Video
Alexander Galloway: “Heretical Computing”
ICA Miami welcomed computer programmer and media theorist Alexander Galloway to the Knight Foundation Art + Research Center for a free public lecture titled, “Heretical Computing.” This lecture was presented in conjunction with the Fall 2020 semester, “Recodings and Renewals.”
From Galloway: “To be heretical is to overstep the limits of held opinion and dogma. What would “heretical computing” be like? What is more digital than the digital? What is more analog than the analog? In this lecture, Alexander Galloway asks precisely these questions and goes to the outer limits of technics through forms of hypertrophic digitality and exotic analogicity, testing techniques of encryption, compression, entropy, indeterminacy, opacity, and generic science.”
Alexander R. Galloway is a writer and computer programmer working on issues in philosophy, technology, and theories of mediation.
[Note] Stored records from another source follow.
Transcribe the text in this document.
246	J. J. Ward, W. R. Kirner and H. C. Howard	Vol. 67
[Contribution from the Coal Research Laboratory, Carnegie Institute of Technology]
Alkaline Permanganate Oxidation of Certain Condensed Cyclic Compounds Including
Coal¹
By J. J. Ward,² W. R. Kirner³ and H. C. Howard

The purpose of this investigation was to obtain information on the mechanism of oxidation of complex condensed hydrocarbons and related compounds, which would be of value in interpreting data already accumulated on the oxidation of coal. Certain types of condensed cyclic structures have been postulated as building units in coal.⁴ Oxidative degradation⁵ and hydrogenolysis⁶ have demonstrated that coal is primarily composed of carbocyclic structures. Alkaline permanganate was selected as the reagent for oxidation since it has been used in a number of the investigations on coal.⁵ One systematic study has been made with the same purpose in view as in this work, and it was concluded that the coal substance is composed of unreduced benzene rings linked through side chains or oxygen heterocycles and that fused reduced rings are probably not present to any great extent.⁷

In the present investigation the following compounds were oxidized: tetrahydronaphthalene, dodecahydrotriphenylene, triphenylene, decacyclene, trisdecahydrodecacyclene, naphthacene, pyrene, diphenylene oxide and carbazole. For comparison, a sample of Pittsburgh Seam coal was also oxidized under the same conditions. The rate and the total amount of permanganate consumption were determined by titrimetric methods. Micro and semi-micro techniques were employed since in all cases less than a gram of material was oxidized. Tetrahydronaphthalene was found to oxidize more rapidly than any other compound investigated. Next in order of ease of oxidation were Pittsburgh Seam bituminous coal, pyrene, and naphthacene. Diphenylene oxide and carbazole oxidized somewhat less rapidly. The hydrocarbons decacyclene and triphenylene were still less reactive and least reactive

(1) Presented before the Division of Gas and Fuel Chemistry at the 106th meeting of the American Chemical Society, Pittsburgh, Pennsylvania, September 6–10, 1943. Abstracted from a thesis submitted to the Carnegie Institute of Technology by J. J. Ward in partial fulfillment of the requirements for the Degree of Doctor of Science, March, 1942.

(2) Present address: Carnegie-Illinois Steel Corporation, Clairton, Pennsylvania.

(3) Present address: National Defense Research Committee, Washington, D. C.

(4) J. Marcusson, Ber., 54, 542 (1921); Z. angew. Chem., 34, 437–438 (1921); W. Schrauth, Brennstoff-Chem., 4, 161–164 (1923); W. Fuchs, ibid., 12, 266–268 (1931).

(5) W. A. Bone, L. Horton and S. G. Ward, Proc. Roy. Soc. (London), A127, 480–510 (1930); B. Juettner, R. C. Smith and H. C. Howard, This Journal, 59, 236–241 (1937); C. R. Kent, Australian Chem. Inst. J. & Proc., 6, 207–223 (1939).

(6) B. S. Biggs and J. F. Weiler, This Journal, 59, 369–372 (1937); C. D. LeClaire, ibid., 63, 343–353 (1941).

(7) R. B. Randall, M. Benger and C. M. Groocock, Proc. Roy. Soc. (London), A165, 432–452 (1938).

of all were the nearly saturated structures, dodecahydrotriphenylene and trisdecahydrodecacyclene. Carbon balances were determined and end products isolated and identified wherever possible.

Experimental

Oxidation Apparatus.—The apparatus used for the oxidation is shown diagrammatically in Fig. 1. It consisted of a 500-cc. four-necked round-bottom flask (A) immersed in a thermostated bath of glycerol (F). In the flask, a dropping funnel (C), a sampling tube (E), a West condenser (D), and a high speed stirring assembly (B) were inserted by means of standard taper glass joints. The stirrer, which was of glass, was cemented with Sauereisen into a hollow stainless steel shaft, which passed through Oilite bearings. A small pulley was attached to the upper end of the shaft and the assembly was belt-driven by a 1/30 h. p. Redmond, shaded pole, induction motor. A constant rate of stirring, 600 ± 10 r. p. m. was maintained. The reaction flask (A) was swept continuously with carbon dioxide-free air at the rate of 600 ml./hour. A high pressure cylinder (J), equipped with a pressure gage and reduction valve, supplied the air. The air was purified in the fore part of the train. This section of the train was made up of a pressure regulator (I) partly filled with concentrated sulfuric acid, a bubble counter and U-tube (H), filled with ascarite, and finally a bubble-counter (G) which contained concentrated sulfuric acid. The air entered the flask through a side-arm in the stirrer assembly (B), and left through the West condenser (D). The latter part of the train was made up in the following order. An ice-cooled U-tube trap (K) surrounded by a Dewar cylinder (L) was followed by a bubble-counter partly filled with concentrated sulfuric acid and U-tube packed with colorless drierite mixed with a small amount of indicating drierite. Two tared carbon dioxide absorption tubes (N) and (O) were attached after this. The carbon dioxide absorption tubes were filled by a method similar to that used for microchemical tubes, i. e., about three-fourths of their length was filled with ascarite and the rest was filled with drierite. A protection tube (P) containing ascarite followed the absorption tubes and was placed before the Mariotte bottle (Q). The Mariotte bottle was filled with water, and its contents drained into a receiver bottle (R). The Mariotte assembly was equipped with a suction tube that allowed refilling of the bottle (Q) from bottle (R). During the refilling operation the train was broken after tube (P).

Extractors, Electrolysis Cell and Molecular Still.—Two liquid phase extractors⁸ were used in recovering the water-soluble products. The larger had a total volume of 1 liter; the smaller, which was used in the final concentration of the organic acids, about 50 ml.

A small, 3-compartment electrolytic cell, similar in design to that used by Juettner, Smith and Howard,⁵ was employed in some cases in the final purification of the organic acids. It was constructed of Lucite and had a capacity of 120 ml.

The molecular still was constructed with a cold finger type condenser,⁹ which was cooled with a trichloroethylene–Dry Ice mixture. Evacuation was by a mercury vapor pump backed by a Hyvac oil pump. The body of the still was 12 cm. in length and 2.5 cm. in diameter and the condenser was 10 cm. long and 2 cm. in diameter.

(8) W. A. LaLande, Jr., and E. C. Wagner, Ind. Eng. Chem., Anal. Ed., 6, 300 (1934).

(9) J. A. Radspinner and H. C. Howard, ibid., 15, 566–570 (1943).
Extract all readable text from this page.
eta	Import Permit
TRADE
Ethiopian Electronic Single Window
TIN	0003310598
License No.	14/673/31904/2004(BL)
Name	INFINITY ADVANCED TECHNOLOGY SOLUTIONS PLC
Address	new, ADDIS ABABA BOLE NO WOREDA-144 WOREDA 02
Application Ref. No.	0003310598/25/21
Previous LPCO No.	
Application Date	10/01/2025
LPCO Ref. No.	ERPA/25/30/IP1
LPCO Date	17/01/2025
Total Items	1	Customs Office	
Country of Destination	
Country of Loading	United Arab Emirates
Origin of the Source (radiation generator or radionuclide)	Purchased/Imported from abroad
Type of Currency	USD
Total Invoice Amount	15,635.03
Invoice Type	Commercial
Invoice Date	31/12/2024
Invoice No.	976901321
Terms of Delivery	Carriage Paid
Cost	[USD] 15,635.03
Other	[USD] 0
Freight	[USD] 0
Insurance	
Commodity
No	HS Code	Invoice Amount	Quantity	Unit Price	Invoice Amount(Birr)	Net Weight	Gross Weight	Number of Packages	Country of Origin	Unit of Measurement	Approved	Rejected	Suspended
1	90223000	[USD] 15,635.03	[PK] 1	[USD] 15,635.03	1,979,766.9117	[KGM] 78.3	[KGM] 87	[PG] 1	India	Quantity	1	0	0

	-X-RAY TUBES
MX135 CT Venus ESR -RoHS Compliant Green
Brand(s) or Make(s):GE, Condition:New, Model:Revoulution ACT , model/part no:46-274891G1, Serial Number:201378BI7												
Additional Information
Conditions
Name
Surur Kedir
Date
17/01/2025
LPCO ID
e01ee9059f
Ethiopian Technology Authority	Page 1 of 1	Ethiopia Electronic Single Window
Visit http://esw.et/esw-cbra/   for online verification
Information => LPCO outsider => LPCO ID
Professor of Media, Culture, and Communication at New York University, he is the author of several books on digital media and critical theory, including The Interface Effect. His collaboration with Eugene Thacker and McKenzie Wark, Excommunication: Three Inquiries in Media and Mediation was published by the University of Chicago Press. With Jason E. Smith, Galloway co-translated the Tiqqun book Introduction to Civil War. For ten years he worked with RSG on Carnivore, Kriegspiel, and other software projects. Galloway’s last book was a monograph on the work of François Laruelle. He is currently finishing a new manuscript on the deep history of computation.